Besides the transportation of timber, there was agricultural produce including fruit crops from local orchards bound for the Auckland markets. As more people found work in the city, extensions were made (1910) to the station platform and siding to accommodate passenger trains.
“Gum Digger’s Specials” were a feature of the line for many years in the early 1900s until thegum market was exhausted and prices tumbled. There were regular Sunday excursions to Helensville’s hot pools and races, and train-loads of picnickers visited the popular Swanson Park and Recreation Grounds facilities (now Redwood Park golf course).
In 1915 work began on a foot bridge but the community was divided over which end of the yard they wanted it built. After public meetings, petition and counter petitions to the railway authorities, the bridge was erected on the eastern side. In June 1916 a new 42ft station was built with an open fireplace, an office, a closed-in lobby with seating and a ladies’ waiting room with a lavatory. “At places like Swanson”, a verandah was not provided, as it was considered a luxury.
A goods shed was erected in 1919, but petitions for a verandah were ignored. A verandah was not added until November 1924 when the shed was enlarged, but only after a deputation of ratepayers met the Minister of Railways. The heyday of railway passengers was in reality over by the end of the 1920s. Motor busses took over while the railway struggled to maintain patronage.
As no goods traffic was handled from August 1970, Swanson’s signal box, one of the tallest of the line, was sold, the building ending up as a home on Anawhata Road. Swanson Station remained open to passenger traffic only from April 1972. Five railway houses on the southern side were removed when their service occupancy was up and the footbridge was dismantled, as was the sidings relay shelter to serve the level crossing alarms. By 1974 the goods shed was sold for $80 for removal, the signals removed from each end of the yard, the station building demolished and the site cleared.
In 2014 works were completed to double track and electrify the railway up to Swanson and a new footbridge was constructed. Since the electrification, ridership on Auckland’s rail network has surged, jumping from 10 million trips in the year to June 2013 to 20 million at the end of 2017. Passenger boardings at Swanson have steadily risen too, from around 59 thousand in the year to June 2014 to nearly 107 thousand in the year to June 2017.

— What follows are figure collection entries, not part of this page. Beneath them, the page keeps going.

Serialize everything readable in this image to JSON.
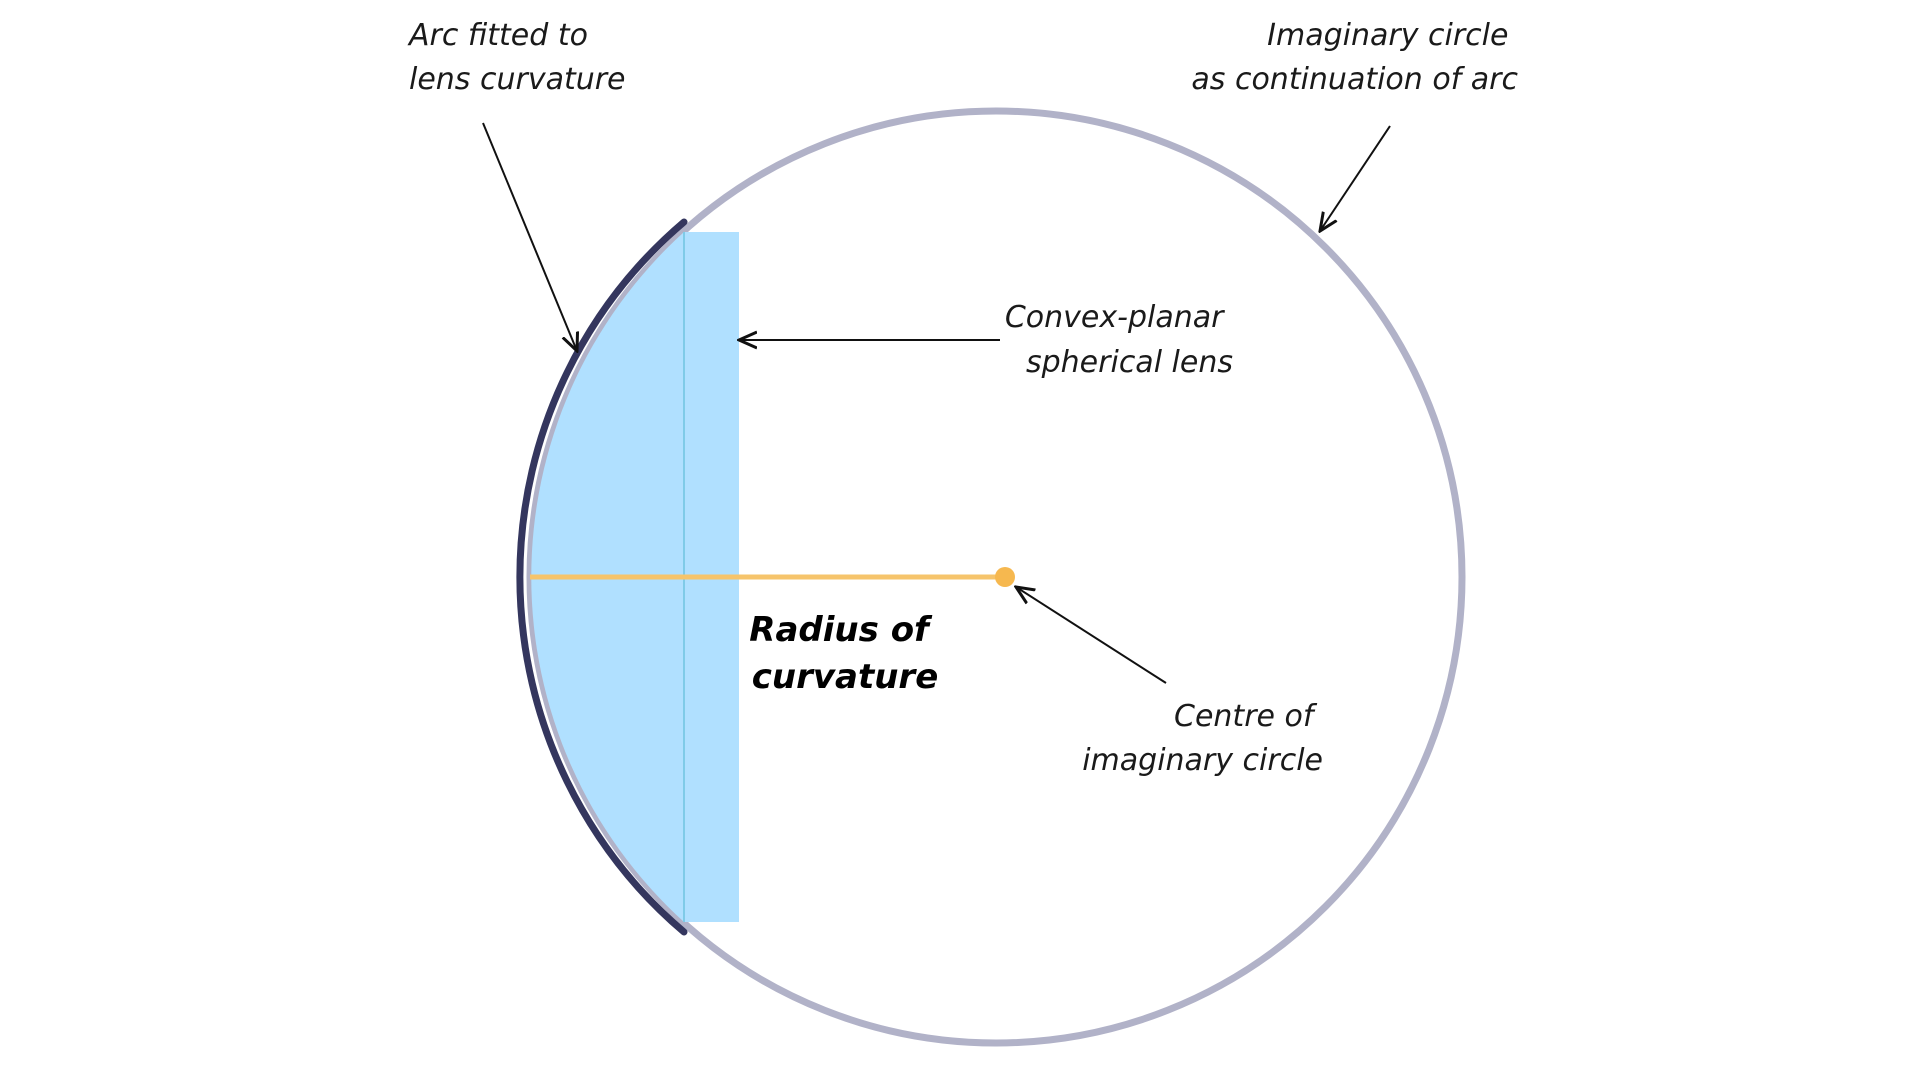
{
  "labels": {
    "arc": [
      "Arc fitted to",
      "lens curvature"
    ],
    "circle": [
      "Imaginary circle",
      "as continuation of arc"
    ],
    "lens": [
      "Convex-planar",
      "spherical lens"
    ],
    "radius": [
      "Radius of",
      "curvature"
    ],
    "centre": [
      "Centre of",
      "imaginary circle"
    ]
  },
  "colors": {
    "circle_stroke": "#b1b2c8",
    "arc_stroke": "#34365e",
    "lens_fill": "#b0e0ff",
    "lens_line": "#7fcbe8",
    "radius_line": "#f6c46b",
    "centre_dot": "#f6b84f",
    "pointer": "#111111"
  }
}
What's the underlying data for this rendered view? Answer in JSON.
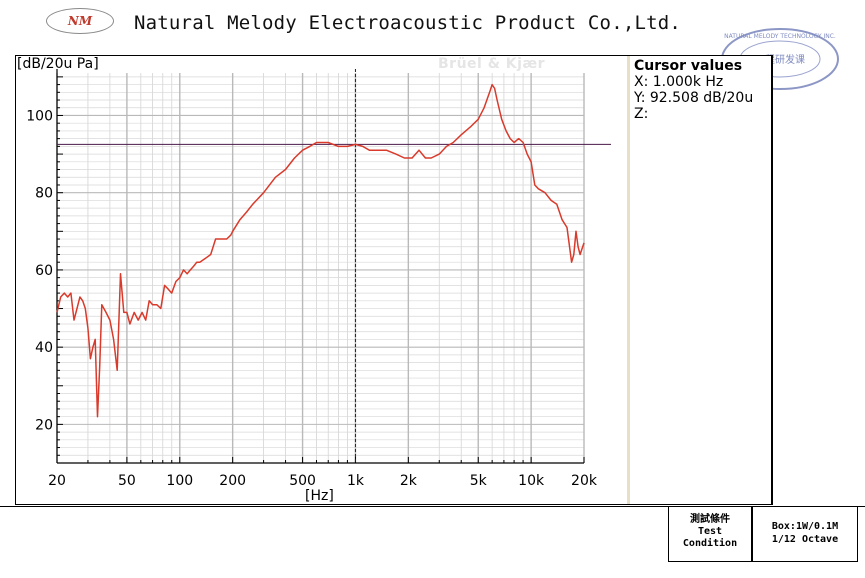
{
  "header": {
    "logo_text": "NM",
    "company_name": "Natural Melody Electroacoustic Product Co.,Ltd.",
    "stamp_text_outer": "NATURAL MELODY TECHNOLOGY INC.",
    "stamp_text_inner": "工程研发课"
  },
  "chart_data": {
    "type": "line",
    "title": "",
    "xlabel": "[Hz]",
    "ylabel": "[dB/20u Pa]",
    "xscale": "log",
    "xlim": [
      20,
      20000
    ],
    "ylim": [
      10,
      111
    ],
    "x_ticks": [
      20,
      50,
      100,
      200,
      500,
      1000,
      2000,
      5000,
      10000,
      20000
    ],
    "x_tick_labels": [
      "20",
      "50",
      "100",
      "200",
      "500",
      "1k",
      "2k",
      "5k",
      "10k",
      "20k"
    ],
    "y_ticks": [
      20,
      40,
      60,
      80,
      100
    ],
    "y_tick_labels": [
      "20",
      "40",
      "60",
      "80",
      "100"
    ],
    "grid": true,
    "watermark": "Brüel & Kjær",
    "cursor": {
      "x": 1000,
      "y": 92.508
    },
    "series": [
      {
        "color": "#d93a2b",
        "x": [
          20,
          21,
          22,
          23,
          24,
          25,
          26,
          27,
          28,
          29,
          30,
          31,
          32,
          33,
          34,
          35,
          36,
          38,
          40,
          42,
          44,
          46,
          48,
          50,
          52,
          55,
          58,
          61,
          64,
          67,
          70,
          74,
          78,
          82,
          86,
          90,
          95,
          100,
          105,
          110,
          115,
          120,
          125,
          130,
          140,
          150,
          160,
          170,
          185,
          195,
          200,
          220,
          240,
          260,
          300,
          350,
          400,
          450,
          500,
          550,
          600,
          700,
          800,
          900,
          1000,
          1100,
          1200,
          1300,
          1400,
          1500,
          1700,
          1900,
          2100,
          2300,
          2500,
          2700,
          3000,
          3300,
          3600,
          4000,
          4500,
          5000,
          5400,
          5800,
          6000,
          6200,
          6400,
          6800,
          7200,
          7600,
          8000,
          8500,
          9000,
          9500,
          10000,
          10500,
          11000,
          12000,
          13000,
          14000,
          15000,
          16000,
          17000,
          17500,
          18000,
          18500,
          19000,
          20000
        ],
        "y": [
          49,
          53,
          54,
          53,
          54,
          47,
          50,
          53,
          52,
          50,
          45,
          37,
          40,
          42,
          22,
          35,
          51,
          49,
          47,
          42,
          34,
          59,
          49,
          49,
          46,
          49,
          47,
          49,
          47,
          52,
          51,
          51,
          50,
          56,
          55,
          54,
          57,
          58,
          60,
          59,
          60,
          61,
          62,
          62,
          63,
          64,
          68,
          68,
          68,
          69,
          70,
          73,
          75,
          77,
          80,
          84,
          86,
          89,
          91,
          92,
          93,
          93,
          92,
          92,
          92.5,
          92,
          91,
          91,
          91,
          91,
          90,
          89,
          89,
          91,
          89,
          89,
          90,
          92,
          93,
          95,
          97,
          99,
          102,
          106,
          108,
          107,
          104,
          99,
          96,
          94,
          93,
          94,
          93,
          90,
          88,
          82,
          81,
          80,
          78,
          77,
          73,
          71,
          62,
          64,
          70,
          66,
          64,
          67
        ]
      }
    ]
  },
  "cursor_panel": {
    "title": "Cursor values",
    "x_readout": "X: 1.000k Hz",
    "y_readout": "Y: 92.508 dB/20u",
    "z_readout": "Z:"
  },
  "test_condition": {
    "label_cn": "測試條件",
    "label_en_1": "Test",
    "label_en_2": "Condition",
    "value_1": "Box:1W/0.1M",
    "value_2": "1/12  Octave"
  }
}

The station became the terminus of the Western Line in July 2015, when urban train services to Waitakere station ceased; that section of track was not electrified. A bus shuttle service operates between Waitakere and Swanson stations. Other passengers use the Park and Ride facilities that opened at that same time.
Swanson station is now both the westernmost and northernmost point of the electrified network.